There is a lack of reliable data on the safety of these devices. The real rate and full nature of complications are unknown. The MHRA has a voluntary reporting system for adverse events but this relies on patients and doctors reporting any complications and so is dependent on the honesty and compliance of doctors and the computer literacy and general savvy of patients. Reporting is not made easy because the MHRA ask for the device serial number and model number and this involves the patient applying for their medical records, which is a further barrier and can take weeks/months plus the patient may incur costs. There has been a call for a national registry to monitor the number and nature of complications but the MHRA seem a long way off implementing this.
Why are surgeons putting them in?
There are few surgeons who are willing to speak out against the tape because it was considered “revolutionary” when it first appeared over 10 years ago with limited data on its long term safety, and it has become so widely used now, being quick and relatively easy to perform compared to traditional surgery. Surgeons might be seen as dinosaurs if they do not use this new technique.
Also, there are the National Institute of Clinical Excellence (NICE) guidelines (CG40 2006) which appear to promote this surgery as the recommended treatment option for stress incontinence : “Retropubic mid-urethral tape procedures…with macroporous (type 1) polypropylene meshes .. are recommended as treatment options for stress UI where conservative management has failed. Open colposuspension and autologous rectus fascial sling are the recommended alternatives when clinically appropriate”. However, the guidelines acknowledge that evidence is limited: “Many procedures have been described for the treatment of stress UI; although there is no strong evidence of superior effectiveness of any one, the best available data support the use of retropubic mid-urethral tape procedures, colposuspension and autologous rectus fascial sling.” Perhaps a key factor here is that “retropubic mid-urethral tape procedures consume fewer hospital resources and are associated with faster recovery than the other two procedures”. (NICE Guidance CG40 2006)
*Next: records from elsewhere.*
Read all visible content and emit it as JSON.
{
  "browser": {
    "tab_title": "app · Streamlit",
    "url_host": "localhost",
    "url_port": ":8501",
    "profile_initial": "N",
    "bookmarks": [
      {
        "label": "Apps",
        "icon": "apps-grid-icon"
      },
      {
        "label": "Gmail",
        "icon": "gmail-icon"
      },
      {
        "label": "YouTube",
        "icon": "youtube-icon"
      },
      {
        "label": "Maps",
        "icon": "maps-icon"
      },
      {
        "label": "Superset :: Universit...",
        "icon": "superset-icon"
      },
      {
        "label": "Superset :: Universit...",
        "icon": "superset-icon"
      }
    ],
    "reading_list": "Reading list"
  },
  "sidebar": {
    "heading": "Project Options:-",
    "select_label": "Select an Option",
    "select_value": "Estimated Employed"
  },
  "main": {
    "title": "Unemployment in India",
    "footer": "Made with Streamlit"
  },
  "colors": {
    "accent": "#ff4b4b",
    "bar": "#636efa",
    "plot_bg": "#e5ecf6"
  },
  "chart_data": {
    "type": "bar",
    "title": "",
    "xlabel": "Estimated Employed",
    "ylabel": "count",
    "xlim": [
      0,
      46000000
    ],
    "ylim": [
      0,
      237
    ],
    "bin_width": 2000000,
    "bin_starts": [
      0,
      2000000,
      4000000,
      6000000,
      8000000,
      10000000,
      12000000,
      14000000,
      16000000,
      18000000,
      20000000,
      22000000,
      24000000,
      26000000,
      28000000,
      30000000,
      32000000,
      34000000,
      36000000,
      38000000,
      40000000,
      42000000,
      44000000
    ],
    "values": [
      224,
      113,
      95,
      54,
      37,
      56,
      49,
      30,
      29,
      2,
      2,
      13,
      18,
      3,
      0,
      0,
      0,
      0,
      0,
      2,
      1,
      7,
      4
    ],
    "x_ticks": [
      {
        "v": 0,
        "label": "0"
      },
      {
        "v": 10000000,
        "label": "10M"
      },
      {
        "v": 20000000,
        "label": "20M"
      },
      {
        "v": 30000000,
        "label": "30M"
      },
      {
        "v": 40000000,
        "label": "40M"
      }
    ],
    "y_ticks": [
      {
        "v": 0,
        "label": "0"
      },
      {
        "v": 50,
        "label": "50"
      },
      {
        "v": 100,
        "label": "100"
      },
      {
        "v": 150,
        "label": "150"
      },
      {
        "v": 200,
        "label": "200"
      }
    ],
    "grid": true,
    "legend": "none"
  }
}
Another factor influencing the use of these devices is the aggressive marketing by the manufacturing companies (such as Gynecare Ethicon) who make vast profits from the sale of these devices. They sponsor and exhibit at major professional conferences attended by respected gynaecologists, urogynaecologists and urologists. They run symposia or satellite sessions at these conferences. They fund studies and research into these implants. They pay for surgeons to act as travelling professors.
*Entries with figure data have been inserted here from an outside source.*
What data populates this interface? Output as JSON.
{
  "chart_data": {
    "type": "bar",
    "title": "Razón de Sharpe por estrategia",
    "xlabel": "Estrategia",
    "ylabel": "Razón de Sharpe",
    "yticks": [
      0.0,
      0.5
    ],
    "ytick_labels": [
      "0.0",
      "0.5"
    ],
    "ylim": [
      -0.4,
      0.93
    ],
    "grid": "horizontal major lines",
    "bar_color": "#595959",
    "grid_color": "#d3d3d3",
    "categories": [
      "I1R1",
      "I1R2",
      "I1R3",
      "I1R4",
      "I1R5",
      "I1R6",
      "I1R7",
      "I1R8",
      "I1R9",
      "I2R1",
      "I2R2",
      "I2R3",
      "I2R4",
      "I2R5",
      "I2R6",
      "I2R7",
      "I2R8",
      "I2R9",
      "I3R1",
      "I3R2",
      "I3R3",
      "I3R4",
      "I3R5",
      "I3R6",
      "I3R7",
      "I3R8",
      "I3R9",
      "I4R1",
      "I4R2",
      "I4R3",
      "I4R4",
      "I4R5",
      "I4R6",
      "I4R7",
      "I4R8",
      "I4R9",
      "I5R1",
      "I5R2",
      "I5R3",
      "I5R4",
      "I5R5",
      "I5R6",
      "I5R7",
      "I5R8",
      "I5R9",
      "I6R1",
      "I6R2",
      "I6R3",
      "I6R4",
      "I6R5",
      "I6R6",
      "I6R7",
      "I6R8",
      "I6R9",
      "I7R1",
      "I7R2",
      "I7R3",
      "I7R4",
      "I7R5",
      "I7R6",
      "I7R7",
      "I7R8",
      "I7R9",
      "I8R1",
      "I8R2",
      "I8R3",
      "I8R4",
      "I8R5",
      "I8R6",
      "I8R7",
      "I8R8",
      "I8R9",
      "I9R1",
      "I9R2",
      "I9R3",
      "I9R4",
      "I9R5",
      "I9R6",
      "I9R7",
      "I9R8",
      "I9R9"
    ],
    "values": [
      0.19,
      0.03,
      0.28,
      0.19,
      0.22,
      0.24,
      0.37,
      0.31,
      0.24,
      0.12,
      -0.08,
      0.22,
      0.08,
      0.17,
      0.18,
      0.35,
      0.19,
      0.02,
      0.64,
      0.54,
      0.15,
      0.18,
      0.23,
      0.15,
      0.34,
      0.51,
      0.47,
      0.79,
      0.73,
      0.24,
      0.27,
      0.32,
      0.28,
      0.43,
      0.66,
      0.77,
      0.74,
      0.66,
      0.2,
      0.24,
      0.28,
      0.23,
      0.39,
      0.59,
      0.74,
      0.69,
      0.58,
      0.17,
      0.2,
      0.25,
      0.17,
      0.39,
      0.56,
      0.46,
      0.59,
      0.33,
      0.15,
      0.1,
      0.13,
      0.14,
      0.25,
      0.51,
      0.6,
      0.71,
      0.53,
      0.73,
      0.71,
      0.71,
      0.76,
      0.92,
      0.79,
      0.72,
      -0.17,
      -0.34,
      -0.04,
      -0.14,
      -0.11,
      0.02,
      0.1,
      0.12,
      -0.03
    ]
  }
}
Despite these pressures, there are still some doctors who are willing speak out against the widespread use of synthetic mesh, and some who are now recognising the unique and lifelong risks presented by synthetic mesh and are no longer implanting it.
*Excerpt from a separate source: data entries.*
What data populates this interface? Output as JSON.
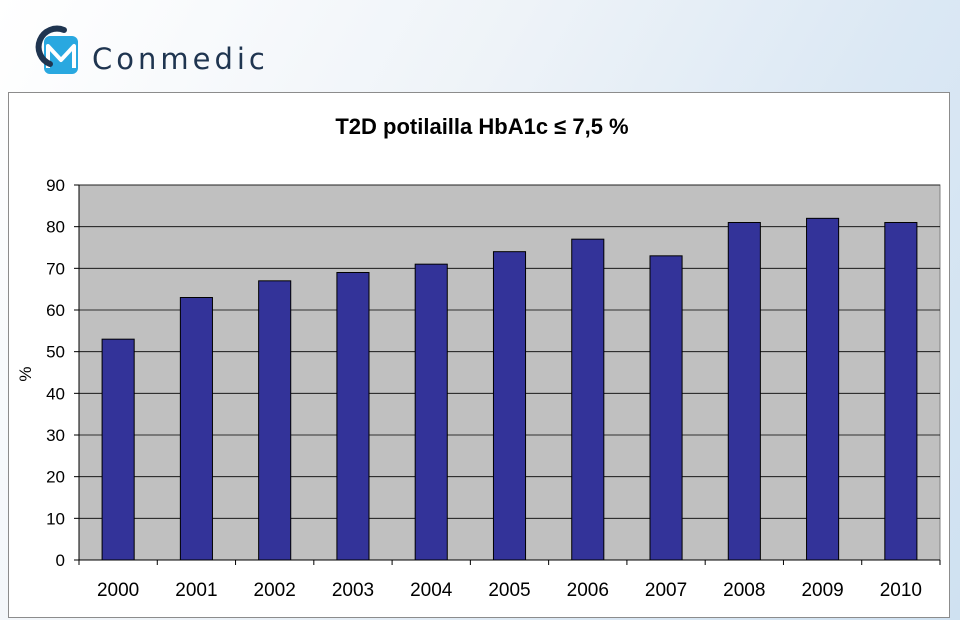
{
  "brand": {
    "name": "Conmedic",
    "logo_mark_color": "#29a8e0",
    "logo_arc_color": "#1f3550"
  },
  "chart_data": {
    "type": "bar",
    "title": "T2D potilailla HbA1c  ≤ 7,5 %",
    "ylabel": "%",
    "xlabel": "",
    "categories": [
      "2000",
      "2001",
      "2002",
      "2003",
      "2004",
      "2005",
      "2006",
      "2007",
      "2008",
      "2009",
      "2010"
    ],
    "values": [
      53,
      63,
      67,
      69,
      71,
      74,
      77,
      73,
      81,
      82,
      81
    ],
    "ylim": [
      0,
      90
    ],
    "yticks": [
      0,
      10,
      20,
      30,
      40,
      50,
      60,
      70,
      80,
      90
    ],
    "grid": true,
    "bar_color": "#333399",
    "plot_background": "#c0c0c0"
  }
}
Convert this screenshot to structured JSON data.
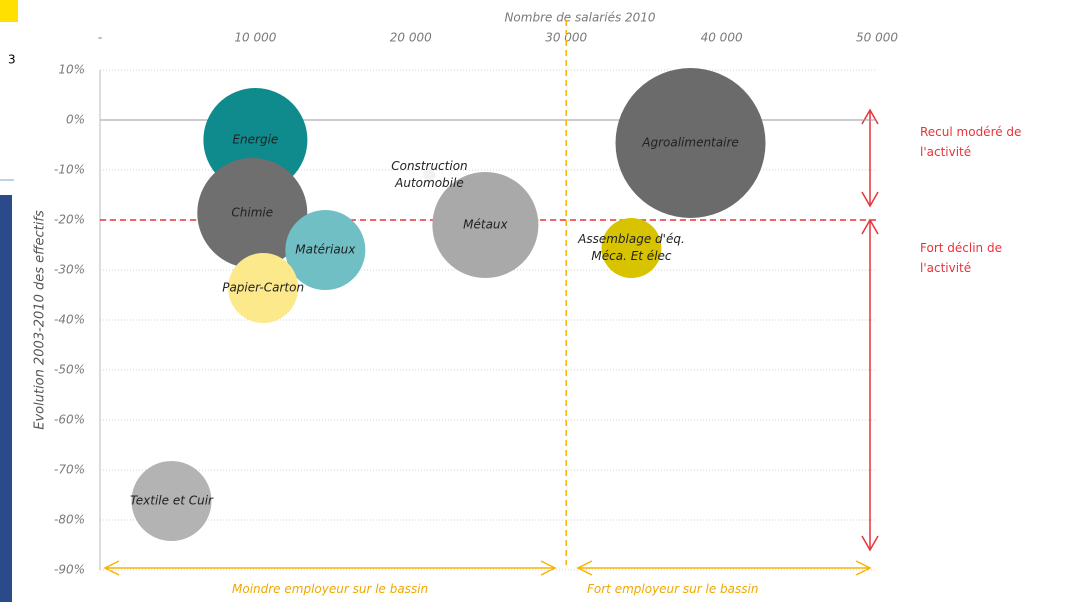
{
  "chart_data": {
    "type": "bubble",
    "x_label": "Nombre de salariés 2010",
    "y_label": "Evolution 2003-2010 des effectifs",
    "categories": [
      "Energie",
      "Chimie",
      "Matériaux",
      "Papier-Carton",
      "Construction Automobile",
      "Métaux",
      "Assemblage d'éq. Méca. Et élec",
      "Agroalimentaire",
      "Textile et Cuir"
    ],
    "x": [
      10000,
      9800,
      14500,
      10500,
      21200,
      24800,
      34200,
      38000,
      4600
    ],
    "values": [
      -4,
      -18.6,
      -26,
      -33.6,
      -11,
      -21,
      -25.6,
      -4.6,
      -76.2
    ],
    "sizes": [
      52,
      55,
      40,
      35,
      6,
      53,
      30,
      75,
      40
    ],
    "colors": [
      "#0f8a8d",
      "#6f6f6f",
      "#6fbfc4",
      "#fbe98c",
      "#f2f2f2",
      "#a9a9a9",
      "#d8c300",
      "#6b6b6b",
      "#b3b3b3"
    ],
    "xlim": [
      0,
      50000
    ],
    "xticks": [
      {
        "value": 0,
        "label": "-"
      },
      {
        "value": 10000,
        "label": "10 000"
      },
      {
        "value": 20000,
        "label": "20 000"
      },
      {
        "value": 30000,
        "label": "30 000"
      },
      {
        "value": 40000,
        "label": "40 000"
      },
      {
        "value": 50000,
        "label": "50 000"
      }
    ],
    "ylim": [
      10,
      -90
    ],
    "yticks": [
      {
        "value": 10,
        "label": "10%"
      },
      {
        "value": 0,
        "label": "0%"
      },
      {
        "value": -10,
        "label": "-10%"
      },
      {
        "value": -20,
        "label": "-20%"
      },
      {
        "value": -30,
        "label": "-30%"
      },
      {
        "value": -40,
        "label": "-40%"
      },
      {
        "value": -50,
        "label": "-50%"
      },
      {
        "value": -60,
        "label": "-60%"
      },
      {
        "value": -70,
        "label": "-70%"
      },
      {
        "value": -80,
        "label": "-80%"
      },
      {
        "value": -90,
        "label": "-90%"
      }
    ],
    "grid": true,
    "hline": -20,
    "vline": 30000,
    "annotations": {
      "upper_right": "Recul modéré de l'activité",
      "lower_right": "Fort déclin de l'activité",
      "bottom_left": "Moindre employeur sur le bassin",
      "bottom_right": "Fort employeur sur le bassin"
    }
  },
  "left_fragment_text": "3"
}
Why haven’t I heard about this issue?
It is difficult for women to talk openly about their surgery because bladder problems are a taboo subject in our society, but stress incontinence is a very common problem in women of all ages, particularly in women who have had children. Unlike hip or breast implants, the subject of implants for stress incontinence has not been widely discussed, perhaps because people are embarrassed to talk about their surgery and complications to their family, friends and colleagues. However, more and more women are now using support sites and the internet to help each other and are voicing their concerns and canvassing the government and health officials to do something about the indiscriminate and uncontrolled use of these intrinsically unsafe devices.